Don’t play stud poker with Bernie Ebbers. Just when it looks like you’ve got a sure hand, he’s likely to pull an ace from the hole.
And so went the dramatic bidding for the largest corporate merger ever.
Last month, BellSouth, the dominant local phone company in the Southeast, bid a whopping $100 billion to buy Sprint, the nation’s third-largest long distance provider, and sent a signal that it cannot afford to be left behind in today’s global telecommunications market. With the clock ticking, Bernie Ebbers, CEO of Clinton-based MCI WorldCom, bid $115 billion. The deal, as later announced, is worth $129 billion, including $115 in equity and $14 billion in assumed debt.
Jimmy Heidel, executive director of the Mississippi Department of Economic and Community Development, said the reported merger of MCI WorldCom and Sprint would be “a dream come true for the state of Mississippi.”
“I can’t think of a better partnership, a more productive synergy, than can be produced by these preeminent players on the global telecommunications stage,” Heidel said. “When I go to national conferences and meetings out of state and the words ‘Mississippi’ and ‘MCI WorldCom’ are mentioned in the same sentence, I don’t have to show a map any more. Corporate America is recognizing that the road to the future in high technology runs through Mississippi.”
Blake Wilson, president of Mississippi Economic Council, said MCI WorldCom is to Mississippi what the Mercedes plant is to Alabama.
“The big difference is that Alabama had to go out and bring Mercedes there,” Wilson said. “In Mississippi, Bernie Ebbers chose to grow it here. It has a tremendous positive impact on the image of the Jackson community in specific and our overall state as well. The Sprint deal makes it even more dramatic.”
Hu Meena, president of Jackson-based Cellular South, the state’s largest provider of wireless products and services, called the MCI WorldCom/Sprint engagement “a good deal.”
“The Sprint acquisition is good for Mississippi,” Meena said. “And what’s good for Mississippi is good for Cellular South.”
Glynn Ingram, president and CEO of Unity Communications, said, “Thanks to the vision of Bernie Ebbers, the consolidation of MCI WorldCom and Sprint will contribute greatly to the economic growth of the state and the metro area.
“As home to the world’s second largest telecommunications company, the purchase will not only showcase Mississippi’s world-class workforce and excellent economic climate, but will potentially lead to the creation of numerous new businesses to support this telecommunications leader,” Ingram said.
Suzanne J. Wilkinson, chief financial officer of Jackson-based ValuePage, said a merger with Sprint will provide MCI WorldCom with an extensive wireless network for voice and data transmission.
“Wireless is the telecommunications growth sector,” Wilkinson said. “It’s imperative that MCI WorldCom be a serious PCS player if it wants to see continued exponential growth.”
J. Harmon Bays, a financial advisor with Legg Mason Wood Walker Inc. in Jackson, said the deal is “extremely positive” for MCI WorldCom and Sprint.
“By combining the No. 2 and No. 3 long distance providers in the country, there are many benefits that each company brings to the table,” Bays said. “The major benefit for MCI WorldCom is that they will obtain an already established wireless network.
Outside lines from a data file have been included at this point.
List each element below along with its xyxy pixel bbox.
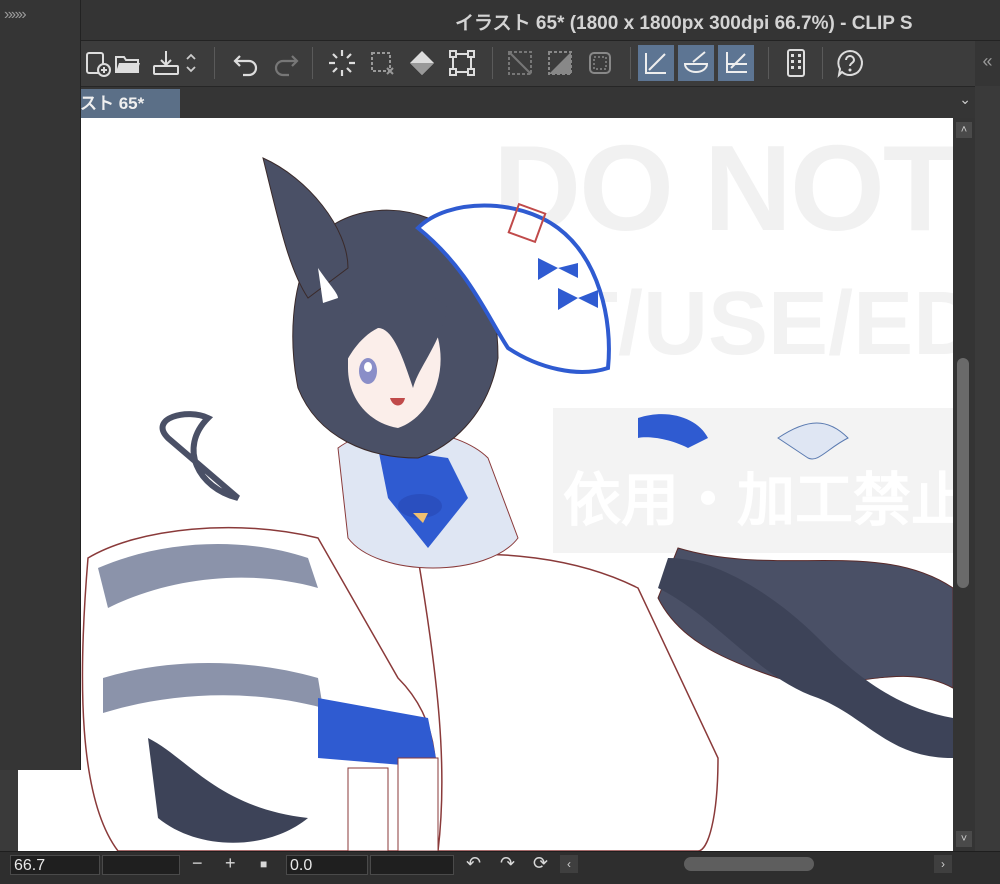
snap-special-ruler-button[interactable] bbox=[678, 45, 714, 81]
toolbar-separator bbox=[768, 47, 769, 79]
fit-screen-button[interactable]: ■ bbox=[260, 857, 267, 871]
snap-grid-button[interactable] bbox=[718, 45, 754, 81]
toolbar-separator bbox=[630, 47, 631, 79]
scroll-up-button[interactable]: ˄ bbox=[956, 122, 972, 138]
toolbar-separator bbox=[822, 47, 823, 79]
open-file-icon bbox=[115, 56, 140, 73]
clear-button[interactable] bbox=[324, 45, 360, 81]
help-icon bbox=[837, 49, 863, 78]
smartphone-button[interactable] bbox=[778, 45, 814, 81]
save-options-button[interactable] bbox=[184, 45, 198, 81]
tab-illustration[interactable]: スト 65* bbox=[80, 89, 180, 118]
toolbar-separator bbox=[312, 47, 313, 79]
transform-button[interactable] bbox=[444, 45, 480, 81]
reset-rotation-button[interactable]: ⟳ bbox=[533, 853, 548, 874]
zoom-slider[interactable] bbox=[102, 855, 180, 875]
status-bar: 66.7 − + ■ 0.0 ↶ ↷ ⟳ ‹ › bbox=[0, 851, 1000, 884]
toolbar-separator bbox=[214, 47, 215, 79]
zoom-in-button[interactable]: + bbox=[225, 853, 236, 874]
scroll-down-button[interactable]: ˅ bbox=[956, 831, 972, 847]
rotation-field[interactable]: 0.0 bbox=[286, 855, 368, 875]
fill-button[interactable] bbox=[404, 45, 440, 81]
clear-selection-button[interactable] bbox=[502, 45, 538, 81]
snap-grid-icon bbox=[726, 52, 747, 73]
transform-icon bbox=[449, 50, 475, 76]
right-panel-collapse-icon[interactable]: « bbox=[975, 41, 1000, 86]
help-button[interactable] bbox=[832, 45, 868, 81]
right-panel-strip bbox=[975, 87, 1000, 883]
character-illustration bbox=[81, 157, 953, 851]
save-button[interactable] bbox=[148, 45, 184, 81]
deselect-icon bbox=[371, 52, 394, 75]
clear-selection-icon bbox=[508, 51, 532, 75]
chevron-updown-icon bbox=[186, 53, 196, 73]
open-file-button[interactable] bbox=[110, 45, 146, 81]
deselect-button[interactable] bbox=[364, 45, 400, 81]
tab-menu-chevron-icon[interactable]: ⌄ bbox=[959, 91, 971, 108]
zoom-out-button[interactable]: − bbox=[192, 853, 203, 874]
rotate-right-button[interactable]: ↷ bbox=[500, 853, 515, 874]
title-bar: イラスト 65* (1800 x 1800px 300dpi 66.7%) - … bbox=[0, 0, 1000, 41]
new-canvas-icon bbox=[86, 52, 111, 77]
vertical-scrollbar[interactable]: ˄ ˅ bbox=[953, 118, 975, 851]
redo-button[interactable] bbox=[268, 45, 304, 81]
undo-button[interactable] bbox=[228, 45, 264, 81]
snap-ruler-button[interactable] bbox=[638, 45, 674, 81]
panel-collapse-icon[interactable]: »»» bbox=[4, 6, 27, 24]
command-bar bbox=[80, 41, 975, 87]
smartphone-icon bbox=[787, 49, 805, 77]
show-selection-icon bbox=[589, 52, 611, 74]
fill-icon bbox=[410, 51, 434, 75]
rotate-left-button[interactable]: ↶ bbox=[466, 853, 481, 874]
save-icon bbox=[153, 51, 179, 75]
loading-spinner-icon bbox=[329, 50, 355, 76]
window-title: イラスト 65* (1800 x 1800px 300dpi 66.7%) - … bbox=[455, 13, 913, 34]
horizontal-scroll-thumb[interactable] bbox=[684, 857, 814, 871]
zoom-field[interactable]: 66.7 bbox=[10, 855, 100, 875]
redo-icon bbox=[274, 55, 299, 77]
invert-selection-icon bbox=[548, 51, 572, 75]
undo-icon bbox=[233, 55, 258, 77]
show-selection-button[interactable] bbox=[582, 45, 618, 81]
scroll-left-button[interactable]: ‹ bbox=[560, 855, 578, 873]
vertical-scroll-thumb[interactable] bbox=[957, 358, 969, 588]
left-panel: »»» bbox=[0, 0, 81, 770]
scroll-right-button[interactable]: › bbox=[934, 855, 952, 873]
canvas[interactable]: DO NOT ST/USE/EDIT 依用・加工禁止 bbox=[18, 118, 953, 851]
toolbar-separator bbox=[492, 47, 493, 79]
snap-ruler-icon bbox=[645, 53, 666, 74]
invert-selection-button[interactable] bbox=[542, 45, 578, 81]
rotation-slider[interactable] bbox=[370, 855, 454, 875]
snap-special-ruler-icon bbox=[683, 51, 709, 73]
document-tabbar: スト 65* ⌄ bbox=[80, 87, 975, 118]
This will bring them that much closer to being able to offer their customers ‘one-stop shopping’ with long distance, Internet, wireless and local access.”
In September, SkyTel shareholders approved the sale of its company, in a deal worth approximately $1.8 billion in stock and debt, to MCI WorldCom. Earlier this year, MCI WorldCom Inc. announced plans to acquire another Jackson-based business: Wireless One, the largest wireless cable operator in the Southeast and a company that sought bankruptcy protection in February.
In addition to other acquisitions and partnerships, MCI WorldCom, the 14th largest company in the world, recently announced an expansion and upgrade of its Asian network facilities and service operations center in Hong Kong. Approval of the MCI WorldCom-Sprint deal, which faces scrutiny from the Federal Communications Commission, is expected to take at least a year.